"I wore makeup everyday when I was in high school. Here's what I wish the teachers knew."


There’s something I did at 15 years old that I’ve never told anyone.

Standing in front of my bathroom mirror, I lifted my fringe from my forehead and stared, horrified, at the bumps that covered it.

The day before, I’d been sitting in the playground when I noticed a friend was staring at me. With the same tone as one might remark upon the weather, she said, “Ew. Bumpy.”

So, as I stood in front of the bathroom mirror I thought, “maybe I could cut them all off.”

I retrieved a knife from the top draw, and tried, as gently as I could, to cut the lumps that I believed had disfigured my face.

I didn’t just have pimples. What I saw in the mirror that night was ugliness. I was disgusting.

The shame I feel about that night comes, in part, from the stupidity of thinking a knife could carve off the pimples that now lived on my forehead. But to a greater degree, the shame comes from the feeling that, most of the time, lies dormant now in my gut.

Utter revulsion. That 15 year old girl hated nothing in the world more than she hated the face staring back at her.

This week, the story surfaced of a high school in Victoria where teachers ‘forced’ students to remove their false eyelashes (there’s some question over whether they were permanent extensions or not, though, I don’t think it particularly matters) before their school photos.


The school policy is no make up. My high school stated the same rule – as most Catholic, semi-private and private schools do.

The rule itself makes sense. Both my parents are teachers. I get it. Makeup is not part of the school uniform. Neither are high heels. Or green hair. Or big, bulky, gold chains.

This isn’t simply an attempt to suppress individualism. It’s mostly about democratising the school experience. If everyone has to wear the same thing, then class lines are not drawn so rigidly. The rich and the poor sit next to each, without markers of where they’ve come from.

It’s also about adherence to authority. Sometimes you have to abide by rules simply because they are rules. The same thing happens in the workplace. You might think turning up to work at 9am is an arbitrary requirement. Your boss, however, doesn’t care.

Rules have their place. Children and teenagers crave structure and authority. It’s good for them.

But something about makeup is different.

I wore makeup everyday to my conservative, Catholic school. I wore foundation to cover my pimples, and eyeliner and mascara to try and draw attention away from my skin.

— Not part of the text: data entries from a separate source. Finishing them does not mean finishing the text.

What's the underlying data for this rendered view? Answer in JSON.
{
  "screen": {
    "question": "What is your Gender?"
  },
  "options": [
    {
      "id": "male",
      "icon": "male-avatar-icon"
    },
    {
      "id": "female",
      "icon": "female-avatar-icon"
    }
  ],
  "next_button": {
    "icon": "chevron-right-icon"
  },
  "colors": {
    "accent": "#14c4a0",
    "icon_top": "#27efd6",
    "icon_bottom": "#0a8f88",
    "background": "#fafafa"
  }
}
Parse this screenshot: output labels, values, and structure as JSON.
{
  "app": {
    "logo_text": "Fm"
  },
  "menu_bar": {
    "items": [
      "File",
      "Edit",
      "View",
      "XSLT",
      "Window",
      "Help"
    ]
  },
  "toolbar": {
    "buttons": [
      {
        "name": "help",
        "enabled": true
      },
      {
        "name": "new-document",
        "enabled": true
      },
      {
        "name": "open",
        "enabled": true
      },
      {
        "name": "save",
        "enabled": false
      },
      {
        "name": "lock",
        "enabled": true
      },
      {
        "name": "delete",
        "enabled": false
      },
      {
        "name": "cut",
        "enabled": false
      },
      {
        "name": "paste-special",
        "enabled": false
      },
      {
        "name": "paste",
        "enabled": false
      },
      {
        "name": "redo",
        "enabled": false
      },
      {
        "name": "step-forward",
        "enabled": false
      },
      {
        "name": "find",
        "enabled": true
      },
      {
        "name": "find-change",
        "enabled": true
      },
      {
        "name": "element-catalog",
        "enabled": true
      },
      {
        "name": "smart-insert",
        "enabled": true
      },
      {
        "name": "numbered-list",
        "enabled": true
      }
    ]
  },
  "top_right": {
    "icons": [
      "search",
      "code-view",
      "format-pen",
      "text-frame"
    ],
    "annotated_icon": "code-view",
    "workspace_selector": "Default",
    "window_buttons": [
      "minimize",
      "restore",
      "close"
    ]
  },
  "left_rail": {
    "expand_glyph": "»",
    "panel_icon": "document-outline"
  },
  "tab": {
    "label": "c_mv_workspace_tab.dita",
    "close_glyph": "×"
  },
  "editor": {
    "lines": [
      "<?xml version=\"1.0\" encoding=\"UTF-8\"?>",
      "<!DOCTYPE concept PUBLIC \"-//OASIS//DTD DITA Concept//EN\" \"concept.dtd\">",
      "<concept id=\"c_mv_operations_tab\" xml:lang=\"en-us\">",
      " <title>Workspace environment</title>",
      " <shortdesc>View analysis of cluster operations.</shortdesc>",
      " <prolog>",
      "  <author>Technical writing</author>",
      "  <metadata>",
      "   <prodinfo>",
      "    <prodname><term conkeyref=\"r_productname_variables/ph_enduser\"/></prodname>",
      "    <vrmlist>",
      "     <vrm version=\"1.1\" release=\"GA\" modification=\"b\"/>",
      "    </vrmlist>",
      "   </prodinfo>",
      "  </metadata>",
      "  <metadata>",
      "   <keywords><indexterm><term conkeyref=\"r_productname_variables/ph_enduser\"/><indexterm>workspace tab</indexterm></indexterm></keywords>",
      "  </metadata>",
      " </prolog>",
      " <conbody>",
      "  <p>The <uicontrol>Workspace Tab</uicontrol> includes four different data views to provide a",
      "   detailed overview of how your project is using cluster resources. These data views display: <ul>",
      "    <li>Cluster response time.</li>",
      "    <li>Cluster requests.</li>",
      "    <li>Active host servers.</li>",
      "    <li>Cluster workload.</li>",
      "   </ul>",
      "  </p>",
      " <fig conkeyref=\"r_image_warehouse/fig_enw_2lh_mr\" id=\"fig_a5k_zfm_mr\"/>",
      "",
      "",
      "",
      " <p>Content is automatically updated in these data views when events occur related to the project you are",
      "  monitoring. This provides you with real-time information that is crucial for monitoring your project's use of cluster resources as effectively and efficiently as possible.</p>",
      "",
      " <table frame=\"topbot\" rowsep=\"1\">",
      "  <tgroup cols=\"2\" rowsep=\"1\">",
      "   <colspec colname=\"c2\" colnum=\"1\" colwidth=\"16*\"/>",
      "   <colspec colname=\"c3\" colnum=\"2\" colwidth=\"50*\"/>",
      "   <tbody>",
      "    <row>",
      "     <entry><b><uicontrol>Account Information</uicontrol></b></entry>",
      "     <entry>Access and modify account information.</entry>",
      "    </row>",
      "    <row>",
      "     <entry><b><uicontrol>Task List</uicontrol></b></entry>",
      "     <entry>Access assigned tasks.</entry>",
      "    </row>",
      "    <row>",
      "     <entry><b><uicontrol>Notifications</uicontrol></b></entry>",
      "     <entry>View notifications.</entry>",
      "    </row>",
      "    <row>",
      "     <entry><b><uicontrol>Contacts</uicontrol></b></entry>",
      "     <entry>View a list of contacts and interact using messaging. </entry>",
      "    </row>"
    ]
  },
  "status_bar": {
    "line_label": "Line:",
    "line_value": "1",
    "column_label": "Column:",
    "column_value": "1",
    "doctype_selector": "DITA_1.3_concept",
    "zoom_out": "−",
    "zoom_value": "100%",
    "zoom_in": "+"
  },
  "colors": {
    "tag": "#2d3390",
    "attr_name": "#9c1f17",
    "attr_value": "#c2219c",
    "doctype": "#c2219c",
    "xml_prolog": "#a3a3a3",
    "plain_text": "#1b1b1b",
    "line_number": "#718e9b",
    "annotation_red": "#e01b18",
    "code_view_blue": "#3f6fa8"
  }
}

People had made fun of the ‘bags’ under my eyes. Makeup hid them, and eye makeup created a diversion.

When teachers looked at my face, and demanded I scrub it clean, I was humiliated. I wanted to say, “I don’t wear makeup to be beautiful. I wear it to be invisible.”

I wasn’t trying to be defiant. I desperately wanted to be able to go to school without it – but felt like I couldn’t.

At the same time I was being told to remove my makeup, I was being bullied in the playground for how I looked, hearing teachers make remarks about Sally’s beautiful hair, or asking Fiona if anyone had ever told her how beautiful her eyes were.


Just as an aside, they had.

The beautiful girls, I felt, were treated differently. They had more friends. They hung out with boys on the weekend. At 15, the entire world was telling me that there was nothing more important than being beautiful – and I wasn’t.

We spoke about the no makeup school rule on Wednesday’s episode of Mamamia Out Loud, and not all of us agreed. Post continues…

Looking back, the school knew what the world was yelling at us.

That’s why they were trying to clasp onto the only control they had. Perhaps enforcing their no makeup rule would mean there would be less of a focus on how people looked. They knew we had the rest of our lives to worry about our faces. Couldn’t school be an escape from all that?

But the damage had already been done.

And one teacher with a makeup wipe was powerless to undo it.

I wish rather than seeing makeup as the problem, that the adults around me had seen makeup as a symptom of the problem. If a 15 year old girl cannot leave her house without 30 minutes of application, then the issue goes far deeper than a swipe of eyeliner.

I wish someone had told that girl that they understood. That they were sorry I felt like that, and maybe that they’d asked if I were okay. I wish they’d told me all the ways in which my face didn’t matter; in the long run, people care far more about whether you’re kind or smart or funny or interesting.

Instead, I was punished for something that – in a way – was already a punishment.

I wish someone in my world had acknowledged that.